A static load position identification method for optical fiber-composite structures based on particle swarm optimization- back Propagation neural network algorithm

Abstract

Aiming at researching on health monitoring of composite materials, a static load position identification method for optical-fiber composite structures based on the Particle Swarm Optimization-Back Propagation (PSO-BP) neural network algorithm is proposed. Based on the 2 × 2 optical fibers-composite structures, the PSO-BP algorithm is used to establish a nonlinear mapping between the fiber output intensity and the position. At first, a three-layer BP neural network is established. The number of the hidden layer is 30. And then the PSO algorithm is used to optimize the initial weights and thresholds of the BP neural network.
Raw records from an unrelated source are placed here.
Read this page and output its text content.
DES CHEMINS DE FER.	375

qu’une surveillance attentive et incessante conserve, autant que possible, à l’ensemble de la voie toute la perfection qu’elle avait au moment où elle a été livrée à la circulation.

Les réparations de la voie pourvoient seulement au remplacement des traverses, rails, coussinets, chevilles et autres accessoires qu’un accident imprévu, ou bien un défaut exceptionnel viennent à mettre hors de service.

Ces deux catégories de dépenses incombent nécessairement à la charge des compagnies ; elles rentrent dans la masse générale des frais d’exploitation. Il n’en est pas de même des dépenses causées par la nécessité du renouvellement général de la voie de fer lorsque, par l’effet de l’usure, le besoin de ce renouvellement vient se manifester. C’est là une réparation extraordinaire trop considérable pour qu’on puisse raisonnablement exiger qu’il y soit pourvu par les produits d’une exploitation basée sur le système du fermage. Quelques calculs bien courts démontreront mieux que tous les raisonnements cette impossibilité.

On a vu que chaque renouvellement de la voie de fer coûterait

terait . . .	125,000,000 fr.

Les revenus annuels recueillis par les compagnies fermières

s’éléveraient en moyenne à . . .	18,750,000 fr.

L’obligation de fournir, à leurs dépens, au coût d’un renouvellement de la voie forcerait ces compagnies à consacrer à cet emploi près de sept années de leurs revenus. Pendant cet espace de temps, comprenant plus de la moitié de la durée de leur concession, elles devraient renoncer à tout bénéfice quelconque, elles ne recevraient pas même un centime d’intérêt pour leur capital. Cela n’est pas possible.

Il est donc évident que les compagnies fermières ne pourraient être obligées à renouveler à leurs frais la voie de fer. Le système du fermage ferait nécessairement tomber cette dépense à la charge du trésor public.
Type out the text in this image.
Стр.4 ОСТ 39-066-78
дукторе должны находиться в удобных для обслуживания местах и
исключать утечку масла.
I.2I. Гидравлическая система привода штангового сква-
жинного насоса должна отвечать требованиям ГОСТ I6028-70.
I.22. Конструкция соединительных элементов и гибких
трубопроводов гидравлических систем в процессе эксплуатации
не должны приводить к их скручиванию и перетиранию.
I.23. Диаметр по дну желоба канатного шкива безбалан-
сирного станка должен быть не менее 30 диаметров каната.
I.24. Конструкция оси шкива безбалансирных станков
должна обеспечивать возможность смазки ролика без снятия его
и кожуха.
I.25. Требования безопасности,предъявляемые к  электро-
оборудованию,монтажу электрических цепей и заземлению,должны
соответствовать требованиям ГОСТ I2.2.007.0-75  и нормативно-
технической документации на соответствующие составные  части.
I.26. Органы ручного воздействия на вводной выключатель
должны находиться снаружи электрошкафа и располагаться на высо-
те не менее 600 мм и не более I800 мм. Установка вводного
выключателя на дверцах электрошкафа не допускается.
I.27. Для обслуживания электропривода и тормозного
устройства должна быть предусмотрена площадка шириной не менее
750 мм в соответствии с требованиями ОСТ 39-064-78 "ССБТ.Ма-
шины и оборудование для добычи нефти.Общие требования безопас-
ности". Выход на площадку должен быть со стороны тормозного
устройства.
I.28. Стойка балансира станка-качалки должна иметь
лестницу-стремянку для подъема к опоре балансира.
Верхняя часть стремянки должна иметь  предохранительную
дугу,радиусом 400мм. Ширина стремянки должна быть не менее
Finally, a BP neural network is built using optimized initial weights and thresholds. A total of 515 sets of data samples are collected by the experimental system, of which 500 sets are used for training and 15 sets are used for the final model prediction. Simulation results show that the Mean Square Error (MSE) of the static load position prediction based on the PSO-BP algorithm is 0.0485. Compared with the position prediction model established by the BP neural network, Radial Basis Function (RBF) neural network and Support Vector Regression Machine (SVRM), the PSO-BP neural network model has a higher accuracy. The proposed method has an important application value for the research of health self-diagnosis of composite structures.